Have you and Marvin been working together all along?” He took another step toward my chair.


Of course not. I only met her when she broke into my room and started rummaging in my luggage…” I turned to Marva. “How did you know I had the folder? Mitzi only gave it to me right before dinner.”


Don’t I know it! I was hiding under the old lady’s bed the whole damned time. I knew the letters must be in her room, because she had Ernesto’s Oscar Wilde stuff that had been in the same folder. I heard about her giving the Oscar Wilde forgery to Plant Smith. The maids must have packed that folder in with her stuff when they moved her from the cabin up to the Hacienda.”


So you were Mitzi’s ghost that last time—the one she thought put the folder in her chifforobe?”

Donna sighed. “Can we stop talking about ghosts? I’m tired of the stupid ghosts.”

Marva ignored her. “Yeah. Only I was there to steal it. But she gave it to you. Mitzi moving around from room to room sure did make for one crazy shell game.”


And you have a Burberry coat? In the fawn plaid?”


Of course. Just like you wore at that fundraiser when you had that photo in
People
Magazine.” Marva turned to Duncan. “Hon, you want to get a move-on with my twenty thou? I want to get the hell out of Dodge.”

Walker
seemed to be moving closer to me. I wanted to get out of there too. The man terrified me more than any ghost.

Marva waved her gun at him. “Walker, why don’t you help Duncan get my money. After that, you can deal with these two idiots any way you want.”

I felt my throat close. Marva was going to take the money and run.

And leave us here. With a couple of dangerous lunatics.

Chapter 31—DEAD WOMEN TELL NO TALES

 

I tried to keep my expression calm as I watched Duncan unlock a drawer of the old desk and pull out a fat envelope that looked stuffed with cash. Keeping her guns on Walker, Marva indicated to Duncan that he should drop the money into her faux Fendi spybag.
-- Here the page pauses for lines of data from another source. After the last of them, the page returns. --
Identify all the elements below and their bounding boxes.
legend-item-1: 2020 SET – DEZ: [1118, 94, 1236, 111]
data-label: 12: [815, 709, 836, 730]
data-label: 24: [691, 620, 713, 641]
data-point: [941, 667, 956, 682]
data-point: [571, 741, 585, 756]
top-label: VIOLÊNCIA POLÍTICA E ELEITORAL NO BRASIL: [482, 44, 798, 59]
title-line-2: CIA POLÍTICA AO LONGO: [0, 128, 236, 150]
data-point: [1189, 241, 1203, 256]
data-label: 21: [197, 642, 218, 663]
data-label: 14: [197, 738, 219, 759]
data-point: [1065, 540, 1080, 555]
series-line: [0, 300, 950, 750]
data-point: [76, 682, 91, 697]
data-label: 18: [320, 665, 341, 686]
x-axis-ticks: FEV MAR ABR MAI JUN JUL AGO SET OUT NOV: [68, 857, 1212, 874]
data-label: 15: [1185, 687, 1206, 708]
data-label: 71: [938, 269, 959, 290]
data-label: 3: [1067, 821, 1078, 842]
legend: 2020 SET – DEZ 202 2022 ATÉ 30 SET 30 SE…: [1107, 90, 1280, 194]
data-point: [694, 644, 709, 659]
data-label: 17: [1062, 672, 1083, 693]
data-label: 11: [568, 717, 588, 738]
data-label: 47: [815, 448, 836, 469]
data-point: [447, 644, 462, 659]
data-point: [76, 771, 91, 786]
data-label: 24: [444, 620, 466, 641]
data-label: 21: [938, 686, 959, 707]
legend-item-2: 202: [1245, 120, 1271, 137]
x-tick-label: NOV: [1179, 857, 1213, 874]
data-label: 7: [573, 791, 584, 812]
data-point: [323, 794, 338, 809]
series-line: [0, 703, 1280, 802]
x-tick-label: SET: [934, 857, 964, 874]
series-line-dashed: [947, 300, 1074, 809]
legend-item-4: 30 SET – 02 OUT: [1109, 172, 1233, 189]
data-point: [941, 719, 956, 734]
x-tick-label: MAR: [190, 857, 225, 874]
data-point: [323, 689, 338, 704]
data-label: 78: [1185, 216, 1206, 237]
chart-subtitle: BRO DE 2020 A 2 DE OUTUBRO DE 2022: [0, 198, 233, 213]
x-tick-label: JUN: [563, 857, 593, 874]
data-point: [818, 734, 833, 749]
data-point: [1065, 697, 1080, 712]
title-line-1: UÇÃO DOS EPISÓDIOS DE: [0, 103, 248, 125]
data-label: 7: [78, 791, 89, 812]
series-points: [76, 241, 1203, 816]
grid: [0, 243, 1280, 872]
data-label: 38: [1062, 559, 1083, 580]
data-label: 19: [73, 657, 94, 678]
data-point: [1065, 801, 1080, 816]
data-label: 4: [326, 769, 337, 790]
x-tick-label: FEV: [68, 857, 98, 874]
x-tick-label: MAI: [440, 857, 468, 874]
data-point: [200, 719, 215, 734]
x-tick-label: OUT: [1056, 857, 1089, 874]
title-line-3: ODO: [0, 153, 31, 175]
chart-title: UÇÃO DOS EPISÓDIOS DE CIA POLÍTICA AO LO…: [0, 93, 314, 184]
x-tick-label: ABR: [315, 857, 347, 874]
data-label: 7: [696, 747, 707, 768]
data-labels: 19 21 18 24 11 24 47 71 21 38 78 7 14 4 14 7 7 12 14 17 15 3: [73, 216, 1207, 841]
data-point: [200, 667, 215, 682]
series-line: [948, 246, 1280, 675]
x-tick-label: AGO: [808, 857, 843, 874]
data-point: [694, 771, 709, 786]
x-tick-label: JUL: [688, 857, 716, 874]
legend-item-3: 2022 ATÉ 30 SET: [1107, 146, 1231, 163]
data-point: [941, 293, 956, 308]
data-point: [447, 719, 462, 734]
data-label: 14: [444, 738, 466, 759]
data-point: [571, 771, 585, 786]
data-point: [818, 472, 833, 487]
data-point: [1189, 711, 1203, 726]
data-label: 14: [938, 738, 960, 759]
You’re just going to fucking leave us here? I don’t think so.” Donna jumped up and exploded in fury at Marva. “Do you know how much I paid for this dress? I deserve a cut of that.” She lunged at Marva, trying to take the envelope from her purse.

Marva elbowed Donna in the stomach, flinging her back toward the couch.

Donna grunted and Marva looked the tiniest bit apologetic. “You do not ever want to come at me like that, girlfriend. Special Forces training.”

That was when Walker made his move. He had a dagger-shaped letter opener in his good hand. He grabbed Marva from behind, with the dagger-point at her throat. Blood dripped from his gunshot wound, but he had the strength to grip her, pinning her arms.


Drop the weapons, Marvin. Drop them on the floor now.”